少しの間を置いて状況を理解した賊たちが騒ぎ出す頃には、その人数は既に半分以下まで減っていた。
……これで大体、ベムテ領の七割ってところか。外ではもう日が沈もうとしている。
リースを背負い、感覚を最大限まで研ぎ澄ませながら領地を走り回ることしばらく。見つけた中には賊もいれば、荒らされて村を出たもののまだ引き返せるレベルだった賊予備軍も混ざっていた。
そういう連中も一応処罰の対象ではあるが、被害者でもありまだ加害者ではない人間を手にかけるのは躊躇われるってことで、そういう連中は領主ジャリスに話をつける条件で見逃す事もあった。
まぁ、適当に誤魔化して済ませようとしていた奴らは相応の目を見る羽目になったんだが、それは別にどうでもいいことか。
「――ぐげっ!?」
「これで終いか」
最後の一人を殴り倒し、辺りを確認する。
リースは……うん、十分離れてるな。
いま無力化した賊は全員まだ生きている。が、その理由は見逃してやるからではない。むしろコイツらの事を考えるなら、ここで楽にしてやる方が良いとさえ感じるが……。
「じゃあ早速……」
「…………」
俺がそんな事を考えている間に、影から姿を現したのは喪服の悪魔。
足元の影、その一部が深さを増し……賊の一人がそこに吸い込まれた。
ここに吸い込まれたものはその全てをバラバラに分解され、少しの間しか機能しない劣悪な魔力にまで貶められると以前聞かされた。
その魔力を使って開かれたゲートに、残る賊を作業的に放り込んでいく。
どういう理屈か、そのゲートの中に保管できるのはカルナ自身が研究素材として認識しているものだけらしい。

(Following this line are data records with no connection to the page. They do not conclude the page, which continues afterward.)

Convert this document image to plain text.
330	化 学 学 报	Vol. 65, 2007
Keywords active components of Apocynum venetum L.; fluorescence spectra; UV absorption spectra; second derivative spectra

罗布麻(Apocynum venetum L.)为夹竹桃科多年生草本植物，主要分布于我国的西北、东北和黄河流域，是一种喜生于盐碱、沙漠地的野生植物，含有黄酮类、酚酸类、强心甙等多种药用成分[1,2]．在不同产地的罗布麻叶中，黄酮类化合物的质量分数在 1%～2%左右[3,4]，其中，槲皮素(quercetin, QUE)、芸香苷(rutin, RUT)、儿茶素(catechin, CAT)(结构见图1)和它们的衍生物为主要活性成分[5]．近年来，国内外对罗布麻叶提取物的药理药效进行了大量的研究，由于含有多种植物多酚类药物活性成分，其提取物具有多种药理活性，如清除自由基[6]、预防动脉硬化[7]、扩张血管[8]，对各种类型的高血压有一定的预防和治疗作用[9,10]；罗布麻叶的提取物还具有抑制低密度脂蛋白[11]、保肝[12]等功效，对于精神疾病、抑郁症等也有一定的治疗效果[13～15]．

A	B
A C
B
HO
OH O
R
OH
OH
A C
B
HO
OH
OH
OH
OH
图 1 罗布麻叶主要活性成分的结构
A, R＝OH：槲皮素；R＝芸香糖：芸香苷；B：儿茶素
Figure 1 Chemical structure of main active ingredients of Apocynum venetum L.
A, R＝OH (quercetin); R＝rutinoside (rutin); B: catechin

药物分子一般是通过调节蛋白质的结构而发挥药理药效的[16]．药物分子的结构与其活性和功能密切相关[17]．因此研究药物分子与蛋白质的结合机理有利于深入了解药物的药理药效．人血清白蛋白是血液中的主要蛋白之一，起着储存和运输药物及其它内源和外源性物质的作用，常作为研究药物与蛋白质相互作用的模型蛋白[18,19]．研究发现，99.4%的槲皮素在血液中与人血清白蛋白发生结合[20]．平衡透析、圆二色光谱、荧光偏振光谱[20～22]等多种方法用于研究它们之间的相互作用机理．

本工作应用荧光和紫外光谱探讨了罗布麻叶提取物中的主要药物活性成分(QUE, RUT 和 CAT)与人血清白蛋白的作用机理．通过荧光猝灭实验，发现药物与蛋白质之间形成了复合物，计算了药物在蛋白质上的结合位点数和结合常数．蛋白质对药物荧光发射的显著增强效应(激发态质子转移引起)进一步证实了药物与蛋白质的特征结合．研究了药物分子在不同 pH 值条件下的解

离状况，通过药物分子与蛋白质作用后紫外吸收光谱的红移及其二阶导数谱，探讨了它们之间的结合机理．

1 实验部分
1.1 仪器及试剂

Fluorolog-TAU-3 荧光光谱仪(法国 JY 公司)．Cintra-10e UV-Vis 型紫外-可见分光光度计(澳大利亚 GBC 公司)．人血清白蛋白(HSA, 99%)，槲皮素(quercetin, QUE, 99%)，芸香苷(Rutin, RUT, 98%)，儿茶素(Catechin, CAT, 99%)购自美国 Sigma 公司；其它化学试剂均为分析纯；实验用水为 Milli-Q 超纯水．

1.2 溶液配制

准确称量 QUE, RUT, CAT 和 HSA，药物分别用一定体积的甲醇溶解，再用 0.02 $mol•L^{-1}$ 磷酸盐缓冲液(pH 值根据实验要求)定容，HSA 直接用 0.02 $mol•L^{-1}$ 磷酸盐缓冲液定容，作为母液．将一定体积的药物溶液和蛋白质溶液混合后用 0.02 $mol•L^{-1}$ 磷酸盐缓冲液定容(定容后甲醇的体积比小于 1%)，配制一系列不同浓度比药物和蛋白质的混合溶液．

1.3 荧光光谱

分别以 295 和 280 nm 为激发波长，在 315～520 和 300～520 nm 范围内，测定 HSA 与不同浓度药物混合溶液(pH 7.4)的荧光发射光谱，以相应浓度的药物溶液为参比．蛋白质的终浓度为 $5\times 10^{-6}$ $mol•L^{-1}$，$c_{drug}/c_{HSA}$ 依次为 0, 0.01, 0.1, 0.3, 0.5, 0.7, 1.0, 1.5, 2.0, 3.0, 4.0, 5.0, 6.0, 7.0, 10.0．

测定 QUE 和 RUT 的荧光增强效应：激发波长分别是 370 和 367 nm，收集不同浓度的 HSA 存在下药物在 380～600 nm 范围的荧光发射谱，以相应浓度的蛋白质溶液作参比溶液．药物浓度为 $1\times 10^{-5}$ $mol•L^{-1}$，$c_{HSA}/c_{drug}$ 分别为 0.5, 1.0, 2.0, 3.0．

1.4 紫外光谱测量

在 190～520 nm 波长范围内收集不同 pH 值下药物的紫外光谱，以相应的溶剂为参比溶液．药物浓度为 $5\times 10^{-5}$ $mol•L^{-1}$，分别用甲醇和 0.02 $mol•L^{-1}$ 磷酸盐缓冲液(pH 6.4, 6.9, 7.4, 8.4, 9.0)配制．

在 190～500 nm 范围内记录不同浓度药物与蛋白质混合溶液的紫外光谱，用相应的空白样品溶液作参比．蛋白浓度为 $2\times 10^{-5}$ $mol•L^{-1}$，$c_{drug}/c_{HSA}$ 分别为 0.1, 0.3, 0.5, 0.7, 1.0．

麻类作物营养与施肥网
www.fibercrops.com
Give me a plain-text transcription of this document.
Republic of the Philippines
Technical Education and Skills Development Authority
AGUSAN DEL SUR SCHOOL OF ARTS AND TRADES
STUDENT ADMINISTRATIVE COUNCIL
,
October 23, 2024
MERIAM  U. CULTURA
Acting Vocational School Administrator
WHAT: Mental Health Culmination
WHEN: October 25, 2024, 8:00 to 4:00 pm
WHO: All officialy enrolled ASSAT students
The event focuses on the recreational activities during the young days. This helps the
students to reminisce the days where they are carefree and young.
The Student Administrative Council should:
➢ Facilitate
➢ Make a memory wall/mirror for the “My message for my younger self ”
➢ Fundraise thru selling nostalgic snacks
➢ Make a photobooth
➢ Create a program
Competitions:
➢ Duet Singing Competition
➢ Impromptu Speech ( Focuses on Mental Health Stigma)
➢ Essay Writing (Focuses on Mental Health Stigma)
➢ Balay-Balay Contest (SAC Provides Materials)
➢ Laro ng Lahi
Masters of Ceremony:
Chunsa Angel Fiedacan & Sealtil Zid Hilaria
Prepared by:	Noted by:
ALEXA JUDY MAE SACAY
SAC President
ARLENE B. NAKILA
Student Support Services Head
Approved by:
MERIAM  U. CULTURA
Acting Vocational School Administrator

そこに囚われたものが辿る末路は……俺の知るところではない。
こういう連中が力を持たない村人なんかに対して何をしでかすかは知っている。
だから、コイツらはここで断っておくべき禍根だった。
そう改めて意識することで、どうしようもない後味の悪さを飲み下す。
……と、いつまでもこうしちゃいられない。あまりリースを待たせちゃ悪いしな。
一度だけ瞑目すると、俺は賊が根城にしていた洞窟を後にした。
「――!」
「見つかりましたか?」
「ああ」
宵闇の中を駆けていると、耳が遠くから聞こえてくる声のようなものを捉えた。
言うまでもなく俺の反応からそれを察したらしいリースの確認に頷き、速力は落とさないまま背中から降ろす。
勘づかれないよう気配を消しつつ、声の聞こえた方へ接近。
「……それで今、騎士団は……」
「現状で比較的被害に遭っていないのは……」
「……本国との連絡は……」
川辺の木立の中では、賊のような身なりの集団が何事かを話し合っていた。
しかし話の内容を聞き取るまでもなく、その顔つきや気配は並みの賊と一線を画している。
まさかとは思ったが、カルナの建て前が現実になるとはな。
リースには少し離れたところで待機してもらい、見張りに見つかるギリギリのところまで近づく。
「ふッ……」
「「!?」」
背天邪流、双薙打。
左右に薙いだ剣腹で、音もなく見張りの意識を刈り取る。
撃破そのものは無音でも人が倒れる音までは消せない。
だからまずは気配を消したまま木立の中を駆け抜け、円形に配置されていた見張りを一気に無力化する。
「……む?」
「どうした?」
「いま、何か……」
「――少し気づくのが遅かったな」
「「「ッ!?」」」
敢えて声を発し、手練れと思しき数人の注意を引くと同時に俺自身はその視界から逃れるように移動。
死角を維持したまま連続して剣を振るい、見つからないまま撃破する事に成功する。
……ここまでやっといてなんだが、実は敵じゃないとか言われると話が拗れるからな。
まだ領地全体を確かめたわけじゃないが、一度城に戻ってジャリスに確認を取るか。
敵が持っていた馬を殺気とカルナの協力で従え、マ……マリ……えっと……セム=ギズルの将軍たちの時と同じように城まで連れて行く。
結局クロだったそいつらもカルナに与え、再び賊の掃討に繰り出す。
この時間の内に移動していた連中については流石に感知しないと言いたいが……満月が上りきるころ、ベムテ領内にいた賊の掃討は完了。
他に他勢力の刺客っぽいのは見つからなかった事その他を眠そうなジャリスに報告し、俺たちはその足でリクレス領へ帰還した。